Reverdy Johnson: I really want you to do this for me, Freddie.
Frederick Aiken: You're not serious.
Reverdy Johnson: As serious as the charges against our client.
Frederick Aiken: Me? Defend her?
Reverdy Johnson: She doesn't stand a chance with an old Southerner like me defending her. She needs a Yankee captain like you.
Frederick Aiken: I'm sorry, sir. I... I can't do it.
Reverdy Johnson: No, you'll do fine, son. Experience matters for nothing when they're making up the rules as they go along. Besides, this government has never executed a woman.
Frederick Aiken: They've never considered a woman, nor a man for that matter, capable of murdering the president. Sir, I can find you a rebel to defend her, but I ca... I won't do it.
Reverdy Johnson: There is no court in the Union that would fairly judge that woman with a Confederate counsel.
Frederick Aiken: I won't betray my country. I won't betray my friends who died defending it.
Reverdy Johnson: I'm not asking you to betray your allegiances, Freddie. I'm simply askin' you... rather tellin' you... to obey your oath as a... as an attorney and do your job.
Frederick Aiken: He wants me to represent Mary Surratt.
Nicholas Baker: What?
Man: Yeah. He can't be serious.
Jail warden: They're the actors from the theater. Open up.
Frederick Aiken: Thank you, soldier. That'll be all. This conversation is privileged.
Soldier: Sorry, sir. Orders.
Mary Surratt: Where is Senator Johnson?
Frederick Aiken: The senator has instructed me to handle your case. You understand what you've been charged with? Conspiring to murder the president, secretary of State and the vice president... if found guilty, you could hang?
Mary Surratt: No disrespect, Mr...
Frederick Aiken: Aiken.
Mary Surratt: Mr. Aiken. How many years have you?
Frederick Aiken: 27.
Mary Surratt: So you've handled cases like this before?
Frederick Aiken: There's never been a case like this before.
Mary Surratt: But you have defended others. They've left nothing to chance.
Frederick Aiken: Very well. You own a boarding house on 541 H Street? Is that correct?
Mary Surratt: Yes.
Frederick Aiken: How long you been there? Ma'am? All I know about you is what I read in the papers. It's not flattering.
Mary Surratt: I moved to Washington a year ago with my son and daughter after my husband passed.
Frederick Aiken: And the assassins were frequent visitors to your home.
Mary Surratt: Yes.
Frederick Aiken: Well, you... heh. You don't even deny having been acquainted with John Wilkes Booth and the others behind bars?
Mary Surratt: No, sir, I do not. My husband died a drunk, Mr. Aiken, and left me loads of debt. I had to support my family, so I rented rooms to boarders. Those men were customers, nothing more.

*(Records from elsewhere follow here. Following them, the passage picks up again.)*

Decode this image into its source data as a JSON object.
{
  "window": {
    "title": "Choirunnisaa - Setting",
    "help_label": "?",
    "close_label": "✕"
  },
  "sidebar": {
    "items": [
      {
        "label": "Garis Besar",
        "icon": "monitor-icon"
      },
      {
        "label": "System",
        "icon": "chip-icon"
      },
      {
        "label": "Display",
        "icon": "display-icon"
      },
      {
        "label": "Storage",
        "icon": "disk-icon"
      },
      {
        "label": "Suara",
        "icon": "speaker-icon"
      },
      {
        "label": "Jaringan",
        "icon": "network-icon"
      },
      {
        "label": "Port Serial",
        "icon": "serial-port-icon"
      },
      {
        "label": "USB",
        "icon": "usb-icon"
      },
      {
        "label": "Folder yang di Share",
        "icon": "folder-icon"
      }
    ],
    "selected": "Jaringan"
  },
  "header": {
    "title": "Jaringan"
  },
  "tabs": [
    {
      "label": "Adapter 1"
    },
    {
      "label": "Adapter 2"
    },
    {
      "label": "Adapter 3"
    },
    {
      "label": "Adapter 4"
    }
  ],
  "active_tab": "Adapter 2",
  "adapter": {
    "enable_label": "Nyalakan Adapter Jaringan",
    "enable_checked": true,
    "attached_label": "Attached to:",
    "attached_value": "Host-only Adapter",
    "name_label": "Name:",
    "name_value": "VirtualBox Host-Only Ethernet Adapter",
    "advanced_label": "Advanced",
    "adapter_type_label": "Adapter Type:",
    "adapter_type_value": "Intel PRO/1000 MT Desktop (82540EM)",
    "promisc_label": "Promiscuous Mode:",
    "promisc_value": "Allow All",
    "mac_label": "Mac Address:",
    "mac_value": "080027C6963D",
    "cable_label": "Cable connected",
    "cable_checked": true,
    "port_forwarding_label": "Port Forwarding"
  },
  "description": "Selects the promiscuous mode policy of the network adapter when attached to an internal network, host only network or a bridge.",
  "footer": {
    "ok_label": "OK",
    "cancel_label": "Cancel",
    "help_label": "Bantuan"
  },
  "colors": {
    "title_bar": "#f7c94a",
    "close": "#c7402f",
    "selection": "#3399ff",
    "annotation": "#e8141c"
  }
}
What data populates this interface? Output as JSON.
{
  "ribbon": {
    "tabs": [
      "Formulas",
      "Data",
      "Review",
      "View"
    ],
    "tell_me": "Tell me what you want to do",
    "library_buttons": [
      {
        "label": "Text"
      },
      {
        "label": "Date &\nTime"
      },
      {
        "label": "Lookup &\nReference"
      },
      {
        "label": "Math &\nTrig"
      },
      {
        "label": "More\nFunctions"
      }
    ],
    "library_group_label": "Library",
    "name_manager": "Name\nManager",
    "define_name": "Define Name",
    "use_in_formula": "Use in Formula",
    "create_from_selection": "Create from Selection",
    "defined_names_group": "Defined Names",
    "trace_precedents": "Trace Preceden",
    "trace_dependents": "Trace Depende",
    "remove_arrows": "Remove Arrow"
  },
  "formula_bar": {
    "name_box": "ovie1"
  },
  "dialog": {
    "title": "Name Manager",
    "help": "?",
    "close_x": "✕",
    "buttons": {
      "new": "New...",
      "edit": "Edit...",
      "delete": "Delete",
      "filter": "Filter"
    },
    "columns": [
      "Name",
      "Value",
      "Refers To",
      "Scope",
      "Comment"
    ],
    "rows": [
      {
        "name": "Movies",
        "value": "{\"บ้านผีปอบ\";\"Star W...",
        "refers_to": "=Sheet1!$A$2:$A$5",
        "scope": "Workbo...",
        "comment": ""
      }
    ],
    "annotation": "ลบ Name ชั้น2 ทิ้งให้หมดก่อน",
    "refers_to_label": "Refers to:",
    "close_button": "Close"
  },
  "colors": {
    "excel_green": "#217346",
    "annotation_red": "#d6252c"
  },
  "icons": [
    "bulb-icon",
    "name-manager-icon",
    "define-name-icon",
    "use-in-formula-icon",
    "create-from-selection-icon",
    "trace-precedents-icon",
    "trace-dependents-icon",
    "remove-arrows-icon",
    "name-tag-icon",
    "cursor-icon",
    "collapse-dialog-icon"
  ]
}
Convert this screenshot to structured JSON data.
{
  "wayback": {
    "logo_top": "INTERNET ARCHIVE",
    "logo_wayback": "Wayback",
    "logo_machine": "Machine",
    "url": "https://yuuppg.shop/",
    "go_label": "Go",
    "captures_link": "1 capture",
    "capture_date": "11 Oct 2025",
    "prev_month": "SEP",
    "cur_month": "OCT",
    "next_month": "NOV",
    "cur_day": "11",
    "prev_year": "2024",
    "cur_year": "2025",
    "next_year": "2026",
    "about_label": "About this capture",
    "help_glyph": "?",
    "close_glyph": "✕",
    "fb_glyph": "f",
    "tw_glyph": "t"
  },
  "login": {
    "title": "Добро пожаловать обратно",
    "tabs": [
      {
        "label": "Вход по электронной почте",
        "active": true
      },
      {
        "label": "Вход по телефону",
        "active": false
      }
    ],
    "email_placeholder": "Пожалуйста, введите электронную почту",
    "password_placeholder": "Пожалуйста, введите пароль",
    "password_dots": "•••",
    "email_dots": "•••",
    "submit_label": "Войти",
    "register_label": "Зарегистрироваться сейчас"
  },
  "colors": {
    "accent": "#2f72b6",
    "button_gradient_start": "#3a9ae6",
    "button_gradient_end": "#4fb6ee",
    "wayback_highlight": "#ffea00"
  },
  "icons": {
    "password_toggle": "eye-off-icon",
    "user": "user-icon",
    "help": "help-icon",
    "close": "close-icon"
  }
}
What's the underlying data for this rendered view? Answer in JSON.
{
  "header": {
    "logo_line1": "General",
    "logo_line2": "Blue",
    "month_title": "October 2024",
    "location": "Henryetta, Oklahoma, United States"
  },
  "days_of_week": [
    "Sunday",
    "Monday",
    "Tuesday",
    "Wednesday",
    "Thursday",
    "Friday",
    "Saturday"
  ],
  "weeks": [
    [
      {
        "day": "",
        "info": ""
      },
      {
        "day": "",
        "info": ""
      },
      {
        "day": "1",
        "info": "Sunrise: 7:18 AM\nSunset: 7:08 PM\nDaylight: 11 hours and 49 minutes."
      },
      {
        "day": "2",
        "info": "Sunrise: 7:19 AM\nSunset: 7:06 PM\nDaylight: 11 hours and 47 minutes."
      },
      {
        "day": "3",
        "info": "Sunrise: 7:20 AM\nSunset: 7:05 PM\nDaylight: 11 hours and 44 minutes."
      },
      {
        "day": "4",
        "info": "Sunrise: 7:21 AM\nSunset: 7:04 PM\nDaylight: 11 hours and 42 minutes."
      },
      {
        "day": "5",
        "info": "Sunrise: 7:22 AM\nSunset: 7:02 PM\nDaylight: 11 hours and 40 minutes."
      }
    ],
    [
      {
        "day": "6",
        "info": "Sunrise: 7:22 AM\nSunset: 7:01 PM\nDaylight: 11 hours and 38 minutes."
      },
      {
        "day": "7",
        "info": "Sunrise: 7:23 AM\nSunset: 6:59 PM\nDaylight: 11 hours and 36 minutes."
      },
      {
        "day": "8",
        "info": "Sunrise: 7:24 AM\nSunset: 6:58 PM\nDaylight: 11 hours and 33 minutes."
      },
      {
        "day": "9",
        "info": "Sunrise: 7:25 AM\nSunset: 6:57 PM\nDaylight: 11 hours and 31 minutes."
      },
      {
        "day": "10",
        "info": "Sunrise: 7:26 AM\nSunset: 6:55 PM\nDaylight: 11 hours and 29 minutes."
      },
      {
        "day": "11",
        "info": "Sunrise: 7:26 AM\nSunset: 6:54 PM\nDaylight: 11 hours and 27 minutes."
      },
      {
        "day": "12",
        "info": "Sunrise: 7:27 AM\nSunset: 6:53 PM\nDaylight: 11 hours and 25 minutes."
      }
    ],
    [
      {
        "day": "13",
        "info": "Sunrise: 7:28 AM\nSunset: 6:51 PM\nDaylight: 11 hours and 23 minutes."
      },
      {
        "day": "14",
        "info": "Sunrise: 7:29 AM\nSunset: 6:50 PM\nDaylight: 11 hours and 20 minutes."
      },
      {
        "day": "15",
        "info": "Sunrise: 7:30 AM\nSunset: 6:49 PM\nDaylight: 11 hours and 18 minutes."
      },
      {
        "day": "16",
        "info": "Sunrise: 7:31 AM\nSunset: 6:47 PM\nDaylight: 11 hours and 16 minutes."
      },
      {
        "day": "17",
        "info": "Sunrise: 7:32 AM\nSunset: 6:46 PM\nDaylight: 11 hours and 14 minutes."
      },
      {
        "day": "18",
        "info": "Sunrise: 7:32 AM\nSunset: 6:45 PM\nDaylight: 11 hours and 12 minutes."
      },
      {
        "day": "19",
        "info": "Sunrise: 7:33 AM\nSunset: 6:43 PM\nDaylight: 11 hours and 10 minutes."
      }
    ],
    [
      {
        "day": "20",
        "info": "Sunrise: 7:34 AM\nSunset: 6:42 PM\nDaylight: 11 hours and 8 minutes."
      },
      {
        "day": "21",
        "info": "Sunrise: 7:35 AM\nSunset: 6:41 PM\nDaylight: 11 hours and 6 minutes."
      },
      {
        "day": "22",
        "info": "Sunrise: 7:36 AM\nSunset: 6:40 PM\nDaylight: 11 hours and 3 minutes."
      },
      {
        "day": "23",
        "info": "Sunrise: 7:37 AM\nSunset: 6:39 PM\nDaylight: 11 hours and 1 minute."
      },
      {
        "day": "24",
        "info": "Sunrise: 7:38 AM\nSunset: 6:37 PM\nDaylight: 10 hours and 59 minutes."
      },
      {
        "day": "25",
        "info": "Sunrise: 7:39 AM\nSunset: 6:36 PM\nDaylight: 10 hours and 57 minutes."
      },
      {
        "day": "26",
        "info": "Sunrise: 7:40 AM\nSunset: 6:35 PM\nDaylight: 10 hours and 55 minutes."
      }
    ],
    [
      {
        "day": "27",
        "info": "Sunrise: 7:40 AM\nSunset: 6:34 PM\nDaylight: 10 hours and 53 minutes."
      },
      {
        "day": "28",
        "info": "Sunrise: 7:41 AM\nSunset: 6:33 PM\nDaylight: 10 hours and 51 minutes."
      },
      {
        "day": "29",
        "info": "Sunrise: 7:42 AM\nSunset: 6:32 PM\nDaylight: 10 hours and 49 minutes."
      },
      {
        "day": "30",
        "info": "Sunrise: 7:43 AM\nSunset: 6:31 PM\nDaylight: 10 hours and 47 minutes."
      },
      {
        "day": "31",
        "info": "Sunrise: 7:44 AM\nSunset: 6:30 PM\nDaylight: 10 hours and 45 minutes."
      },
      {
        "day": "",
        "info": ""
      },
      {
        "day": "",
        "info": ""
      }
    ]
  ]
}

Frederick Aiken: And you never considered their allegiances?
Mary Surratt: I didn't ask about their allegiances.
Frederick Aiken: What about yours, ma'am?
Mary Surratt: I am a Southerner. I'm a Catholic and a devoted mother above all else... but I am no assassin.
Frederick Aiken: Your freedom is gonna require greater assurances than that.
Mary Surratt: Then you tell me what I should say to those generals.
Frederick Aiken: Oh, you can't say a thing. You're prohibited from testifying in your own defense. Perhaps your son could speak for you. Any idea where he's hiding?
Mary Surratt: No, I don't.
Frederick Aiken: All right. Is there anyone who will give your version of events?
Mary Surratt: You mean the truth?
Frederick Aiken: Well, obviously the government believes your version is not the truth.
Mary Surratt: Based on what?
Frederick Aiken: They're not releasing their list of witnesses or the evidence they'll use against you.
Mary Surratt: And can they do that?
Frederick Aiken: This kind of proceeding, they can do to you whatever they want.
Mary Surratt: Well, then what difference does it make? Those generals have made up their minds. I can tell by the way they look at me.
Frederick Aiken: The way they look at you?
Mary Surratt: Just the same way you're looking at me.
Frederick Aiken: I have to go. Good day.
Mary Surratt: Mr. Aiken, I haven't a word from my daughter since I've been here. Would you look in on her for me? I'd be most grateful. Thank you.